Cualquier estudio evolutivo sobre la conducta homosexual debe analizar tres cosas: primero, demostrar la existencia de variabilidad genética para el carácter, ya que sin diferencias genéticas carece de sentido hacer un estudio de este tipo; segundo, investigar la relación entre el comportamiento homosexual y la eficacia biológica de los individuos, con objeto de establecer si la eficacia de los individuos que manifiestan un comportamiento homosexual es mayor o menor que la de aquellos en los que la conducta homosexual no está presente; y tercero, elaborar hipótesis sobre los mecanismos implicados en la evolución de esta conducta y someterlas a un contraste experimental.

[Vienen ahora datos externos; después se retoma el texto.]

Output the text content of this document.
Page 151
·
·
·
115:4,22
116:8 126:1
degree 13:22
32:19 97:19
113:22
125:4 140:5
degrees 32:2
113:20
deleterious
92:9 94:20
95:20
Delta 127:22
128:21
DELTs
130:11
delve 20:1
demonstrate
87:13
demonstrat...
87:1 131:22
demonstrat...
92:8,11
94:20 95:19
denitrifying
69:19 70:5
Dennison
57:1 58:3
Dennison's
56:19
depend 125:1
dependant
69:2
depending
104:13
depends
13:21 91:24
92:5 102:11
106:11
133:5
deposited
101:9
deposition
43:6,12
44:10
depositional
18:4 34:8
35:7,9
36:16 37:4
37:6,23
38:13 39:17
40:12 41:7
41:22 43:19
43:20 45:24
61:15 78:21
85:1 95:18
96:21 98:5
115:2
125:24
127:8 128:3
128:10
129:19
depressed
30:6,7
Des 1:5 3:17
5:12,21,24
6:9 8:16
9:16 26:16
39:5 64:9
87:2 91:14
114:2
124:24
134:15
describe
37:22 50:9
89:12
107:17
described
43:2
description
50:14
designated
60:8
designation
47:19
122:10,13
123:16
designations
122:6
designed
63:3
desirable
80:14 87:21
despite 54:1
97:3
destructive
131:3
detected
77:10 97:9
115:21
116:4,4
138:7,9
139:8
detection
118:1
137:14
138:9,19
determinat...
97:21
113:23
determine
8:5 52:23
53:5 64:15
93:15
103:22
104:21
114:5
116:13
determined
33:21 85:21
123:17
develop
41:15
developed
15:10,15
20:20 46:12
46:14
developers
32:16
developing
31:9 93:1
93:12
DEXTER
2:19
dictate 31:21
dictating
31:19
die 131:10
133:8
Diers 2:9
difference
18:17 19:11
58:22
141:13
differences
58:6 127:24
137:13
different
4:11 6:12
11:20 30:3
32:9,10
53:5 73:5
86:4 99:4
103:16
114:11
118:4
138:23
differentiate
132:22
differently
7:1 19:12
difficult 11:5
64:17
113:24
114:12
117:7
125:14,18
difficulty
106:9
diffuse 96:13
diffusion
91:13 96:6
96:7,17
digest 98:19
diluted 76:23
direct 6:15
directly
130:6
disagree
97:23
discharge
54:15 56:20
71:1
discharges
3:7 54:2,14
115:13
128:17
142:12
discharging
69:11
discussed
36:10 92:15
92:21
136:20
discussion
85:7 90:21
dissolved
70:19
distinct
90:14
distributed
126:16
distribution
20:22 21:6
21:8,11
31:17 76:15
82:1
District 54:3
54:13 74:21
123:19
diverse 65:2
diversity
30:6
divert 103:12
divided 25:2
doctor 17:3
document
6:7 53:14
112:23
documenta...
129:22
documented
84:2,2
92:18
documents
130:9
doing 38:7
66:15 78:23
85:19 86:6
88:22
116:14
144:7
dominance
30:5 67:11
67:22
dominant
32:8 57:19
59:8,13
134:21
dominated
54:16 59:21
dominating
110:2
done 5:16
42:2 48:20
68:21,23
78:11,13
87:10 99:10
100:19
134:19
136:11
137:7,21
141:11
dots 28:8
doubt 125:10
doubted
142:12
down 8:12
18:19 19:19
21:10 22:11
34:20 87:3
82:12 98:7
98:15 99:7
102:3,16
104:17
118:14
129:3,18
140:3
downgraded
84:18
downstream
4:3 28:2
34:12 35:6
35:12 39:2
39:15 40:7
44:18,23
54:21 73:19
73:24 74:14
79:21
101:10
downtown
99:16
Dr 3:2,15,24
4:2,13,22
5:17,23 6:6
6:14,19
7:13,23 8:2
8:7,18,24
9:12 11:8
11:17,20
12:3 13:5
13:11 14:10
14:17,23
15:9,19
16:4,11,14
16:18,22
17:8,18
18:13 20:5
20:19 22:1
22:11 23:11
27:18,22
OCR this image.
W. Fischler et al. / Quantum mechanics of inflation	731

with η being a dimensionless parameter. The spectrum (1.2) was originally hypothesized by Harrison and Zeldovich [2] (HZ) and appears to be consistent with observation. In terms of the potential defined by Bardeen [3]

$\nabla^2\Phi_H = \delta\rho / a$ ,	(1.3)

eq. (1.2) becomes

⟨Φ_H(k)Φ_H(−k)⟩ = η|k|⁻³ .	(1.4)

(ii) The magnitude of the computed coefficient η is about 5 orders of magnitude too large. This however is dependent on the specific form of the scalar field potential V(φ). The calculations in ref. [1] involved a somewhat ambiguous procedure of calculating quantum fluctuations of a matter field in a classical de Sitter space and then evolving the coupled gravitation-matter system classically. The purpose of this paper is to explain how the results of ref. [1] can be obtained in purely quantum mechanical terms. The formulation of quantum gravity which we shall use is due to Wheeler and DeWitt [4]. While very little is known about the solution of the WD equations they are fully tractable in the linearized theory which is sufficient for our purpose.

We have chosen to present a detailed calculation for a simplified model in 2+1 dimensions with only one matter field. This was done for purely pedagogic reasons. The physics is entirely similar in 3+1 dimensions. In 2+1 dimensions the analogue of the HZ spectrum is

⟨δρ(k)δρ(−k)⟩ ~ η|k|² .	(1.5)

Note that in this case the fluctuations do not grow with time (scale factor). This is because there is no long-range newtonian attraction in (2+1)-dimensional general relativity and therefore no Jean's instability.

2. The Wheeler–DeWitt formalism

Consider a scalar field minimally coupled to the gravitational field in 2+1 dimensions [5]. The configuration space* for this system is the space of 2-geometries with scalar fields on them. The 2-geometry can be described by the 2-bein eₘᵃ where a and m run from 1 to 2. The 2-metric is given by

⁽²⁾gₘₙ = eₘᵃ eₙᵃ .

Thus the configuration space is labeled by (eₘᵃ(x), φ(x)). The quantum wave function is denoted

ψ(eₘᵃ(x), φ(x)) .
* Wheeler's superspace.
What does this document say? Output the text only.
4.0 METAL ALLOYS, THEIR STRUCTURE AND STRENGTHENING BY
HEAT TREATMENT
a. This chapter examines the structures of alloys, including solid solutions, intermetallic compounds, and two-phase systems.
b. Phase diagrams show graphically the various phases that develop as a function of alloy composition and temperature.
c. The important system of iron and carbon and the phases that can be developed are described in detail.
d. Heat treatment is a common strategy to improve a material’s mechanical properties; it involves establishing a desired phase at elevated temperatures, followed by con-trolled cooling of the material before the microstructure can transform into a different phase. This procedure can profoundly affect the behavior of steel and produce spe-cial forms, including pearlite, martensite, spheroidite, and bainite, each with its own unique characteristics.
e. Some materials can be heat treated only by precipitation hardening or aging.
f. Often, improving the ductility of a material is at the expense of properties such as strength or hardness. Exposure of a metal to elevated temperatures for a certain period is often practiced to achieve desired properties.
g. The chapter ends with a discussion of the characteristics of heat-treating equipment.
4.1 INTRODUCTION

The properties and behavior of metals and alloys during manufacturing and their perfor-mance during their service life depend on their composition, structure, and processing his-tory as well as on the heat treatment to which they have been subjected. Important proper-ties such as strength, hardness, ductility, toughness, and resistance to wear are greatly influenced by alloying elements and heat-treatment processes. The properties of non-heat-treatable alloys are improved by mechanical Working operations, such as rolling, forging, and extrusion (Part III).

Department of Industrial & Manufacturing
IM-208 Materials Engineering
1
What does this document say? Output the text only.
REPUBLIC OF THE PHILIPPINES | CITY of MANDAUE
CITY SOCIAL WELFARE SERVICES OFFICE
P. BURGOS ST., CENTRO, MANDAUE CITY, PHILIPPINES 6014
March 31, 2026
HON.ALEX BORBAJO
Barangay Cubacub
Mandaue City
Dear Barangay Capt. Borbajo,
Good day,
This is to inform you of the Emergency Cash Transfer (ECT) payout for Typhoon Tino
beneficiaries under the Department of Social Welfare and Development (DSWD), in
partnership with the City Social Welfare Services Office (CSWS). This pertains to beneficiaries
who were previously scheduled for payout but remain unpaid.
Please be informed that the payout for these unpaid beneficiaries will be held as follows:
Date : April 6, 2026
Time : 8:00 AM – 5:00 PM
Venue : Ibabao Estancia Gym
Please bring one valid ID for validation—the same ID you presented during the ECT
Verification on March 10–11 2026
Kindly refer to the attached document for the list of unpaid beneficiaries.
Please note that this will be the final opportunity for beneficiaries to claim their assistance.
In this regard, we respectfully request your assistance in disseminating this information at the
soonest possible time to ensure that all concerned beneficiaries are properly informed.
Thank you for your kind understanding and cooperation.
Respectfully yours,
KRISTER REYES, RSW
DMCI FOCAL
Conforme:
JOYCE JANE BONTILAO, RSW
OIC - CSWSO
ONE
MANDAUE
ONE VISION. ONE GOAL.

A modo de ejemplo, vamos a examinar la conducta homosexual en dos especies animales, donde la experimentación es factible, y, por último, en la especie humana.

Es bien sabido que los machos de muchas especies de insectos intentan, en ocasiones, cortejar y montar a hembras ya fecundadas, que manifiestan rechazo, y también a otros machos. Una hipótesis que se ha sugerido para explicar la evolución de este comportamiento es que la selección natural pudo haber favorecido como estrategia una mayor actividad sexual, aunque sea a costa de cometer «errores» en el apareamiento, frente a una cuidadosa elección de la pareja que suponga un menor número de montas. Esta hipótesis fue puesta a prueba en un estudio sobre el comportamiento sexual de los machos de Tribolium castaneum, realizado por un grupo de investigadores entre los que se encuentran los autores de este artículo, sin que los resultados obtenidos permitiesen confirmarla.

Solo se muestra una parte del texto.